English translation of the Christian Bible

The New Century Version (NCV) is a revision of the International Children's Bible (ICB).

The ICB is a translation of the Bible that was aimed at young readers and those with low reading skills/limited vocabulary in English. It is written at a 3rd grade level (from the introduction) and is both conservative and evangelical in tone. The New Testament was first published in 1983 and the Old Testament followed in 1987.

The ICB was revised to a more sophisticated 5th grade reading level and was dubbed the New Century Version. A gender-neutral edition was first published in 1991, supplanting the original.

Grudem and Poythress wrote, "The earliest complete translations of the Bible to adopt a gender-neutral translation policy were apparently the New Century Version (NCV) and the International Children’s Bible (ICB), both published by Worthy Publishing Company, which was sold to Word Publishing in 1988. The simplified ICB says nothing in its preface about its gender-neutral translation policy. But the NCV gives some explanation. The goal of the NCV was to make a Bible that was clear and easily understood, and the translators based their vocabulary choice on a list of words used by the editors of The World Book Encyclopedia to determine appropriate vocabulary ('Preface,' p. xiii). Based on the concern for clarity and simplicity of expression. With regard to gender language, the NCV is strongly gender-neutral."

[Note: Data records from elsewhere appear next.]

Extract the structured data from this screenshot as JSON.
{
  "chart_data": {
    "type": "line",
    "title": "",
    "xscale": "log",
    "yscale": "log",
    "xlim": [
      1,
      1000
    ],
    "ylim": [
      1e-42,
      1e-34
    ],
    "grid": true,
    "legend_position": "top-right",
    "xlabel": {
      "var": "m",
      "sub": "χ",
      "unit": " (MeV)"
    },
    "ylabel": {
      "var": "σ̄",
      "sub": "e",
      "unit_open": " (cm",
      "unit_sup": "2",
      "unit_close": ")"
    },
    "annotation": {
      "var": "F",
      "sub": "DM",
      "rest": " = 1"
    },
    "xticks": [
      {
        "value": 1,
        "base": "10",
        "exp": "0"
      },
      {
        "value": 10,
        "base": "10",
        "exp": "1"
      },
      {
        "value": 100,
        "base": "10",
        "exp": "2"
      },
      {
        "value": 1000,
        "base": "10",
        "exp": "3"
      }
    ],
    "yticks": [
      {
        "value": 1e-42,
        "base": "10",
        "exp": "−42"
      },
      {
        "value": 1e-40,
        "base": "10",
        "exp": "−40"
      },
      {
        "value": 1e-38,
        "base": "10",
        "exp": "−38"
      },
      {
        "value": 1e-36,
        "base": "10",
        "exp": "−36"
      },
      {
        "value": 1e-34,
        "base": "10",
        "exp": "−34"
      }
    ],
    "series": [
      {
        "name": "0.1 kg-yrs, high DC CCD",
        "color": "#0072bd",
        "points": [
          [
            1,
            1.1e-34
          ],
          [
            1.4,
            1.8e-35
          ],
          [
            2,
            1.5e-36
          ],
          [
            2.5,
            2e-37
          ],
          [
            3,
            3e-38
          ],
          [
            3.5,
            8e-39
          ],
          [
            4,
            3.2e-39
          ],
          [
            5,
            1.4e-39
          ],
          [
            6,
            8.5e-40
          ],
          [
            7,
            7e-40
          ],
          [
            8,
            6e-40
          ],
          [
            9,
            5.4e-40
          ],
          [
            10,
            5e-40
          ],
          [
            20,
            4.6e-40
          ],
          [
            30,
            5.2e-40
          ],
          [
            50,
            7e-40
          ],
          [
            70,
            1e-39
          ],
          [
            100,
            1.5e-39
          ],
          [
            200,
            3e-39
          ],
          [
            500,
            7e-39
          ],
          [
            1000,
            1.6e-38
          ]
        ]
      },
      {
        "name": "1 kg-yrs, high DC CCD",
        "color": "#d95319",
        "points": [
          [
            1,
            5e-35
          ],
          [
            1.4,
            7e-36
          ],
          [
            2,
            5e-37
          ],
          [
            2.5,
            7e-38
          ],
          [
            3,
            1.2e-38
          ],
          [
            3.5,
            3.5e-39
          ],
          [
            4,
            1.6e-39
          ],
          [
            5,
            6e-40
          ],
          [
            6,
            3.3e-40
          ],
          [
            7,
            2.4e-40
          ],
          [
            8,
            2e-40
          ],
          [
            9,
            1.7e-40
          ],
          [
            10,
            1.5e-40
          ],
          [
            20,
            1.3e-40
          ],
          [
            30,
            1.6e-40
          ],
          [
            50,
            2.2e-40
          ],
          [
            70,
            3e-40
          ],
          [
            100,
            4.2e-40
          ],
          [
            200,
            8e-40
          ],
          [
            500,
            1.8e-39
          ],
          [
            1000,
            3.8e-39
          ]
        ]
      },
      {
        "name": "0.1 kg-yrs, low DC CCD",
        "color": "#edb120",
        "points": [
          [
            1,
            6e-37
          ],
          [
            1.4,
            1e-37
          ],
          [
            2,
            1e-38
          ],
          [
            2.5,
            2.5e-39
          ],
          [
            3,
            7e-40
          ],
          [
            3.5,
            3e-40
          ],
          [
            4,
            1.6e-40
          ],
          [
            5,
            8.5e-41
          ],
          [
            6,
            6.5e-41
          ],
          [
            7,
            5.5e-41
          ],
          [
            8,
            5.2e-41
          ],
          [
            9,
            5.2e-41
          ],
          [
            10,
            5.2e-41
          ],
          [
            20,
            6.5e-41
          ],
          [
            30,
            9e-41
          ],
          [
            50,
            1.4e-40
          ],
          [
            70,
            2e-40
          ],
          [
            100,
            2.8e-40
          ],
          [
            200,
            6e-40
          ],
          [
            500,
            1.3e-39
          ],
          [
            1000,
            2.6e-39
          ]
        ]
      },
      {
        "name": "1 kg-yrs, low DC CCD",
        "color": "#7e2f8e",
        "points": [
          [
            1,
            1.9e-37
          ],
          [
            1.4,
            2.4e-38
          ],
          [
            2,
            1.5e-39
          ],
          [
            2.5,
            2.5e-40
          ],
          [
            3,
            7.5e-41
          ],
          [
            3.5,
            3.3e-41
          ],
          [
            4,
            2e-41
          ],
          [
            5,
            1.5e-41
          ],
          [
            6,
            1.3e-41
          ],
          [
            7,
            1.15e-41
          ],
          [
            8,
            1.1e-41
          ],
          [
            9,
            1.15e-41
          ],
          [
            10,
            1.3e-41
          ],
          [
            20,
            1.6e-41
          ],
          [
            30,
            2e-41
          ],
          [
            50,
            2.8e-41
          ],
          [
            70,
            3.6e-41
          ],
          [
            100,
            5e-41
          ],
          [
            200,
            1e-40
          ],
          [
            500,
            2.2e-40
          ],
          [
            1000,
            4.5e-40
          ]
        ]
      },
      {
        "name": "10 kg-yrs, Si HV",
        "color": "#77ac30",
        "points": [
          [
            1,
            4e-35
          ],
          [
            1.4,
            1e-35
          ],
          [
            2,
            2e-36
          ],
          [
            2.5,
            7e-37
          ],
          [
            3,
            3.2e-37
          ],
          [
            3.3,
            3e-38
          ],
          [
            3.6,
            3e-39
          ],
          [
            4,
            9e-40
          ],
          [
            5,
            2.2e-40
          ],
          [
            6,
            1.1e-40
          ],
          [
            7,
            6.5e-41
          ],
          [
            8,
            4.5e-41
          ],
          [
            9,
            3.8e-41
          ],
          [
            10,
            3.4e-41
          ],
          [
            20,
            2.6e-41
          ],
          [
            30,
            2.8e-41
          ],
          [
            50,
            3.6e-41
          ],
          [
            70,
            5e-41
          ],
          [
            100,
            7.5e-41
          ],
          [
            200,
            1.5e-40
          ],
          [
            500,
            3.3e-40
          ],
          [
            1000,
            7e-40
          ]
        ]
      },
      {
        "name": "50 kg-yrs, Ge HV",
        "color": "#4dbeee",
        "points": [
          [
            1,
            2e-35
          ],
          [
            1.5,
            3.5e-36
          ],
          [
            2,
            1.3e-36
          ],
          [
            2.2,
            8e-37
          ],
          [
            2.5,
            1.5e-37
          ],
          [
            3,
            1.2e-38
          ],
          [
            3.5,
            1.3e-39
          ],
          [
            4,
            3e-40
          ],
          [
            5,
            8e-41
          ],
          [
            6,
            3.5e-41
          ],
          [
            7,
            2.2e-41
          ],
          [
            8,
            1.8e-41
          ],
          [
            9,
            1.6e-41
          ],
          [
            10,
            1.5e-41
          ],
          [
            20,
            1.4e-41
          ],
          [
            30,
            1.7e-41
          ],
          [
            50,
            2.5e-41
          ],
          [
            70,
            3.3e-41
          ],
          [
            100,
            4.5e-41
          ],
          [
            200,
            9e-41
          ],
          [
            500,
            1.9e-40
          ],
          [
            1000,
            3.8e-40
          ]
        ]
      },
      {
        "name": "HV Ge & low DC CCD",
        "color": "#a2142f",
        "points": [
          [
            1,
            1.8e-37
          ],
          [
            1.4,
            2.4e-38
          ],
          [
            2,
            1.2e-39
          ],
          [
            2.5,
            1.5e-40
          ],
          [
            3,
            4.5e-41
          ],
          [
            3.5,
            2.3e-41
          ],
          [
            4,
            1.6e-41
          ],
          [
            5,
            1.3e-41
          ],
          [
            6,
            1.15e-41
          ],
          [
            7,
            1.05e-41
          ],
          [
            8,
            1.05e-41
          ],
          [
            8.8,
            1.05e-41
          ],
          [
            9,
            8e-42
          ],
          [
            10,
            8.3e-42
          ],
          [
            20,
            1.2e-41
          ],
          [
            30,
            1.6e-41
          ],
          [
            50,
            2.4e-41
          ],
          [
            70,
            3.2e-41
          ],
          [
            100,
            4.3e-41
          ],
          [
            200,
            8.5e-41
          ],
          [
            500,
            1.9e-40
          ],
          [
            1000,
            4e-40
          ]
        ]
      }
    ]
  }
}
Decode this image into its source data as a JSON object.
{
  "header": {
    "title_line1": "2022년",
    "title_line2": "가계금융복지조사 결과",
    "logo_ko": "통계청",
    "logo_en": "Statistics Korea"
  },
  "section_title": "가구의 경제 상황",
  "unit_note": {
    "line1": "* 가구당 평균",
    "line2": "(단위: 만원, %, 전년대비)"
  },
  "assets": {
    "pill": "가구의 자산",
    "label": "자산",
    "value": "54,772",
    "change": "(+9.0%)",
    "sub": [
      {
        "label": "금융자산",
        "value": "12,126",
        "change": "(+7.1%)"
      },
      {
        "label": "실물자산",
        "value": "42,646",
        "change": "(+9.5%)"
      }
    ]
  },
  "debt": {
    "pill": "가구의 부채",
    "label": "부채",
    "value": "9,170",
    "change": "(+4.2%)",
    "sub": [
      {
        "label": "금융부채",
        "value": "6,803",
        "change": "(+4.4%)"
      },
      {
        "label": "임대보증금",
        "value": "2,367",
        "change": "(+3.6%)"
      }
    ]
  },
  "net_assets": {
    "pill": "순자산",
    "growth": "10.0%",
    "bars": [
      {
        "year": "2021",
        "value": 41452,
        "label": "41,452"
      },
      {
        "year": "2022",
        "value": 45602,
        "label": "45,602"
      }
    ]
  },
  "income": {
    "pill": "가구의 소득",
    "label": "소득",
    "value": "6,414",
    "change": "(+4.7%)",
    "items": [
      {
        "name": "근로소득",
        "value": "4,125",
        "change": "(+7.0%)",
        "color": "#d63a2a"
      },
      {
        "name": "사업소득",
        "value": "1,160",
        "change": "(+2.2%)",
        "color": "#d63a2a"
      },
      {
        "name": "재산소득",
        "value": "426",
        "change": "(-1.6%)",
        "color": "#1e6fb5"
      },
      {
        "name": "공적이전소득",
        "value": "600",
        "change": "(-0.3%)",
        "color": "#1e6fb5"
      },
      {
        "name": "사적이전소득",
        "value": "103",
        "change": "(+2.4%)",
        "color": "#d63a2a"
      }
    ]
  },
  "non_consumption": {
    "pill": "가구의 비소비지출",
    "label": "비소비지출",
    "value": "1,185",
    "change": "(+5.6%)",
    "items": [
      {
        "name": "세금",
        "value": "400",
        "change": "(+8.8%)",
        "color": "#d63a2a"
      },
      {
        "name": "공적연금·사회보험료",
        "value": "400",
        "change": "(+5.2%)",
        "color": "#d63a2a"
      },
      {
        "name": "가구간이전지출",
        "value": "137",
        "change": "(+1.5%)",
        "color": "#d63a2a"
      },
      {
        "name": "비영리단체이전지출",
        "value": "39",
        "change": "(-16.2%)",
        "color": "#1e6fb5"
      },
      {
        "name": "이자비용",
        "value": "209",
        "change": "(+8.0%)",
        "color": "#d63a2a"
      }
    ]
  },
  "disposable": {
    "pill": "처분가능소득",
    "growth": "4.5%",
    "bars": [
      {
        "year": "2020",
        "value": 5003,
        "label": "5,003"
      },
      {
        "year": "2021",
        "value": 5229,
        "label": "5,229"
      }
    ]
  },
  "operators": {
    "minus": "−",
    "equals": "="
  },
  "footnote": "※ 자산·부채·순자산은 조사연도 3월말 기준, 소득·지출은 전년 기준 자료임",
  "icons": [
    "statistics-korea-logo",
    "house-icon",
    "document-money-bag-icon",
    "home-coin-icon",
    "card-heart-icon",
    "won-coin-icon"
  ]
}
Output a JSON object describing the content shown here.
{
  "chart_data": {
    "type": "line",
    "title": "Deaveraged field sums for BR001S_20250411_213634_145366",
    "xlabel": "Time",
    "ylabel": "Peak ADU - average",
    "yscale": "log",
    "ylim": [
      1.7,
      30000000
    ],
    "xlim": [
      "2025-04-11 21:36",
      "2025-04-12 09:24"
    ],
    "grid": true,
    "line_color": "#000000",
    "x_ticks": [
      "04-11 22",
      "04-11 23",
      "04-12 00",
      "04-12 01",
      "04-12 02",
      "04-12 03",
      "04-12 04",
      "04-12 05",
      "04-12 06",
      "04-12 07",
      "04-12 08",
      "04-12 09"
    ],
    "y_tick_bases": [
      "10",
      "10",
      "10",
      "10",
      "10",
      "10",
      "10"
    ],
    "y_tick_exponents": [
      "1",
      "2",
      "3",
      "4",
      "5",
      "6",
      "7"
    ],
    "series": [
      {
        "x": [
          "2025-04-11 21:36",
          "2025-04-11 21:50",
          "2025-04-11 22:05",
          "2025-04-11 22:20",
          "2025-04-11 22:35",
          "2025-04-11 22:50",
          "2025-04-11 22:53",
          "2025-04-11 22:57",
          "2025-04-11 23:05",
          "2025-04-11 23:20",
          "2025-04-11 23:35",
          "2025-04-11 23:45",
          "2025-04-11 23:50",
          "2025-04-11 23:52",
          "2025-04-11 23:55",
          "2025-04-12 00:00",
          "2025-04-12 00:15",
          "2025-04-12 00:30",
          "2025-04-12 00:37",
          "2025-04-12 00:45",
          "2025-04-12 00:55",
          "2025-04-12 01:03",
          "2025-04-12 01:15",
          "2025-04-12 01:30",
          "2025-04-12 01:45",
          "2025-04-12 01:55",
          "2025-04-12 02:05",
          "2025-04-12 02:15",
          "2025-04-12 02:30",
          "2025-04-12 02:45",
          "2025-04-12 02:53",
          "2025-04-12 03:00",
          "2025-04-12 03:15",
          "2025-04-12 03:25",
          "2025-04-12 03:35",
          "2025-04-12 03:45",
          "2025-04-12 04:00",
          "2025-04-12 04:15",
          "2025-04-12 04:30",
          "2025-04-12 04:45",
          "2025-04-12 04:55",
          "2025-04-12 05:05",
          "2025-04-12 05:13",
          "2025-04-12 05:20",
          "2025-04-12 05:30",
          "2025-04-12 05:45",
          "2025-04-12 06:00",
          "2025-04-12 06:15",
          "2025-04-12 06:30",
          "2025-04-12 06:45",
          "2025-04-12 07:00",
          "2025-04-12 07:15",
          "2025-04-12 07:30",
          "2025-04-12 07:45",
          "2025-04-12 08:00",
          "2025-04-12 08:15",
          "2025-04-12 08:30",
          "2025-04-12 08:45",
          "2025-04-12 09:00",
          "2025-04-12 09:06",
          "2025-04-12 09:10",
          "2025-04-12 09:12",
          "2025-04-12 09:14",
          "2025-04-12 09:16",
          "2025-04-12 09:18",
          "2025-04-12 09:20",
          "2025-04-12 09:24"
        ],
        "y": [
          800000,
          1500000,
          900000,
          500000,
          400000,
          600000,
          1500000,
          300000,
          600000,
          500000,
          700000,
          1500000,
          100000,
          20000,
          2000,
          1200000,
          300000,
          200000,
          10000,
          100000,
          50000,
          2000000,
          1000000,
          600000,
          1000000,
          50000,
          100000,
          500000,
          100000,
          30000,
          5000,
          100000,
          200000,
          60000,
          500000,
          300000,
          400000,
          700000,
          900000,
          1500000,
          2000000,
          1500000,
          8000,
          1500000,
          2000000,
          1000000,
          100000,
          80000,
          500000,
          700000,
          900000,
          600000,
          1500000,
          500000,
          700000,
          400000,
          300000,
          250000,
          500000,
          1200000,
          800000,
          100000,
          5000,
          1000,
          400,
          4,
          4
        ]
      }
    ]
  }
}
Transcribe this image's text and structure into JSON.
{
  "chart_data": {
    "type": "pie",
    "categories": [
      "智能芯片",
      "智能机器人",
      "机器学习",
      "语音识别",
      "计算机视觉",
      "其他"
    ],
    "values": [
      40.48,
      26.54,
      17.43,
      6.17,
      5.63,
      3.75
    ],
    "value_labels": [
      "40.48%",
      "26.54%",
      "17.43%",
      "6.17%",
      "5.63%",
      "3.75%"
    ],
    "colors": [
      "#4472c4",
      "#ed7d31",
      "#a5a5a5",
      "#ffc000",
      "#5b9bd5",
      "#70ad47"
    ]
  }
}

The New Century Version text was paired with notes containing advice on teenage issues to form "The Youth Bible," and was updated in 2007. The NCV has been available as a stand-alone version since 1991. Also available as a New Testament, Psalms and Proverbs version known as "Clean: A Recovery Companion". This edition is published by Thomas Nelson, an imprint of Harper-Collins Christian Publishing group.

The base text of the Expanded Bible (EXB) is a modified version of the New Century Version.